How to fix Load Balancer not working in Round-robin fashion for your Cloud Service

Issue:

I recently came across a case where customer has an issue that the Load balancer of his cloud service is not working in round robin basis. He confirmed that by seeing more number of requests going to few instances whereas the other instances are getting very less number of requests. To analyse the issue, we have collected the IIS logs from all the instances( Customer has 7 instances) and when we parsed the logs, we could be able to confirm the same that 2 instances are getting very less number of requests than the other 5 instances. 

How Load Balancer works?

Load balancer uses 5 tuple algorithm to distribute client requests by default. This algorithm is a 5 tuple (source IP, source port, destination IP, destination port, protocol type) hash to map traffic to available servers. It provides stickiness only within a transport session. Packets in the same TCP or UDP session will be directed to the same datacenter IP (DIP) instance behind the load balanced endpoint. When the client closes and re-opens the connection or starts a new session from the same source IP, the source port changes and causes the traffic to go to a different DIP endpoint. 

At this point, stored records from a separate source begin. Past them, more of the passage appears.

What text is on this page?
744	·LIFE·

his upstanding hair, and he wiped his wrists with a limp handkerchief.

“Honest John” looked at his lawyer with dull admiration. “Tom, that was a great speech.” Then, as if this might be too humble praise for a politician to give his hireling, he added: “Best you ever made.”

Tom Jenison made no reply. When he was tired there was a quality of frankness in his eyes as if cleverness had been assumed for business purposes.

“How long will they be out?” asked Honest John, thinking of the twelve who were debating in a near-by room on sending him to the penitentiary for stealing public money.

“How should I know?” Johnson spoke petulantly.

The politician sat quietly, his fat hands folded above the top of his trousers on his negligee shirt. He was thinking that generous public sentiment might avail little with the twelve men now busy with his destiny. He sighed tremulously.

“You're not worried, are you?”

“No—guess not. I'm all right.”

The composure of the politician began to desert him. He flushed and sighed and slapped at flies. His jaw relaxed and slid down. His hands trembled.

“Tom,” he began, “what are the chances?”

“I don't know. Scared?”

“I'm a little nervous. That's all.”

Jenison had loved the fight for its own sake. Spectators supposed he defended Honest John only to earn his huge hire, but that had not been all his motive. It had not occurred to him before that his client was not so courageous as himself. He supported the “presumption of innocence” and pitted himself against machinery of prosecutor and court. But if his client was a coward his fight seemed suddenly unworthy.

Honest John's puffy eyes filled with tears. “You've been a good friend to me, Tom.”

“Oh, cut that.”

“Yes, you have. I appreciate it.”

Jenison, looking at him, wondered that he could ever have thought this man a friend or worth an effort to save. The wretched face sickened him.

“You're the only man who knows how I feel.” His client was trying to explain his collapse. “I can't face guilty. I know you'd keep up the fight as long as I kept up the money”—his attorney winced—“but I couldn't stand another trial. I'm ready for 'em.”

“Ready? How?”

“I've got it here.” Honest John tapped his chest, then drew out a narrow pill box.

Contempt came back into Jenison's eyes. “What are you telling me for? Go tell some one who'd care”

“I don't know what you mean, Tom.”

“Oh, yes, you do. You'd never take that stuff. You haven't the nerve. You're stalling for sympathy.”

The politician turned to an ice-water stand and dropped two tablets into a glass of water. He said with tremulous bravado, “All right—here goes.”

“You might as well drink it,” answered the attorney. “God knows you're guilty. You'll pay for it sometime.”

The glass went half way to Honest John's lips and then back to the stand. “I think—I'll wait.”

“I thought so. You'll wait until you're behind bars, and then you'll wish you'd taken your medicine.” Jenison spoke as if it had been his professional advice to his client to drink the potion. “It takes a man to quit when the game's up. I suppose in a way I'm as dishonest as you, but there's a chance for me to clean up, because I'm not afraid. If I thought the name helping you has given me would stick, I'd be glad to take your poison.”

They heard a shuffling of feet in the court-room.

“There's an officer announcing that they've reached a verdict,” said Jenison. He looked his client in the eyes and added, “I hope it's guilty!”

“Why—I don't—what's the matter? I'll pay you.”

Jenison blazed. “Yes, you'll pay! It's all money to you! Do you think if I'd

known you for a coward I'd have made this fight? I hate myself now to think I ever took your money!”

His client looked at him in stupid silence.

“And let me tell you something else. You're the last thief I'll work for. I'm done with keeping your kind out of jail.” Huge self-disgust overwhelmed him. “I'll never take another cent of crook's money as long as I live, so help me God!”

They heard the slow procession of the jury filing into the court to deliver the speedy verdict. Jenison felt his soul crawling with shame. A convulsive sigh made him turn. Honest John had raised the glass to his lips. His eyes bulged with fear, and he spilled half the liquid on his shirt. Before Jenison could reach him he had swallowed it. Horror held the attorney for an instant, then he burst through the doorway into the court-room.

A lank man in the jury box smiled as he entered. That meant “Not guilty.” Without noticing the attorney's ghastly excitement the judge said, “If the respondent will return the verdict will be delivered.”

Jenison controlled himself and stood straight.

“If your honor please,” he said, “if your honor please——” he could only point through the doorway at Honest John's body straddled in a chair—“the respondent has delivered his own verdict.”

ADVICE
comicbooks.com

If most of the load goes to a single instance, the number one reason is due to the testing client creating and reusing the same TCP connections. The Azure loadbalancer does round robin load balancing for new incoming TCP connections, not for new incoming HTTP requests. So when a client makes the first request to the cloudapp.net URL, the LB sees an incoming TCP connection and routes it to the next instance in the LB rotation, and then the TCP connection is established between the client and the server.  Depending on the client app, all future HTTP traffic from that client will may go over the same TCP connection or a new TCP connection. 

In order to balance traffic across other Azure role instances the client must break the TCP connection and reestablish a new TCP connection.  Load balancing HTTP requests would lead to existing TCP connections getting killed and new ones getting created.  TCP process creation is a resource intensive process hence reusing the same TCP channel for subsequent HTTP requests is an efficient use of the channel. 

If the client application is modified to make new TCP connection instead of HTTP requests (you can use multiple browser instances on the same client machine) then the TCP requests will end up on either Azure Instance in a round robin fashion. 

So depending on how the clients are establishing TCP connections, requests may be routed to the same instance.

Cause:

The Azure load balancer does round robin load balancing for new incoming TCP connections, not for new incoming HTTP requests.

By default, the BasicHttpBinding sends a connection HTTP header in messages with a Keep-Alive value, which enables clients to establish persistent connections to the services that support them. This configuration offers enhanced throughput because previously established connections can be reused to send subsequent messages to the same server. 

Resolution:

However, connection reuse may cause clients to become strongly associated to a specific server within the load-balanced farm, which reduces the effectiveness of round-robin load balancing. If this behavior is undesirable, HTTP Keep-Alive can be disabled on the server using the KeepAliveEnabled property with a CustomBinding or user-defined Binding. The following example shows how to do this using configuration. 

<?xml version="1.0" encoding="utf-8" ?> 

<configuration> 

 <system.serviceModel> 

    <protocolMapping> 

      <add scheme=”http” binding=”customBinding” /> 

    </protocolMapping> 

    <bindings> 

      <customBinding> 

  

      <!-- Configure a CustomBinding that disables keepAliveEnabled--> 

        <binding keepAliveEnabled="False"/> 

  

      </customBinding> 

    </bindings> 

 </system.serviceModel> 

</configuration>   

Note: This is for a WCF application where multiple clients will make use of the services hosted in cloud.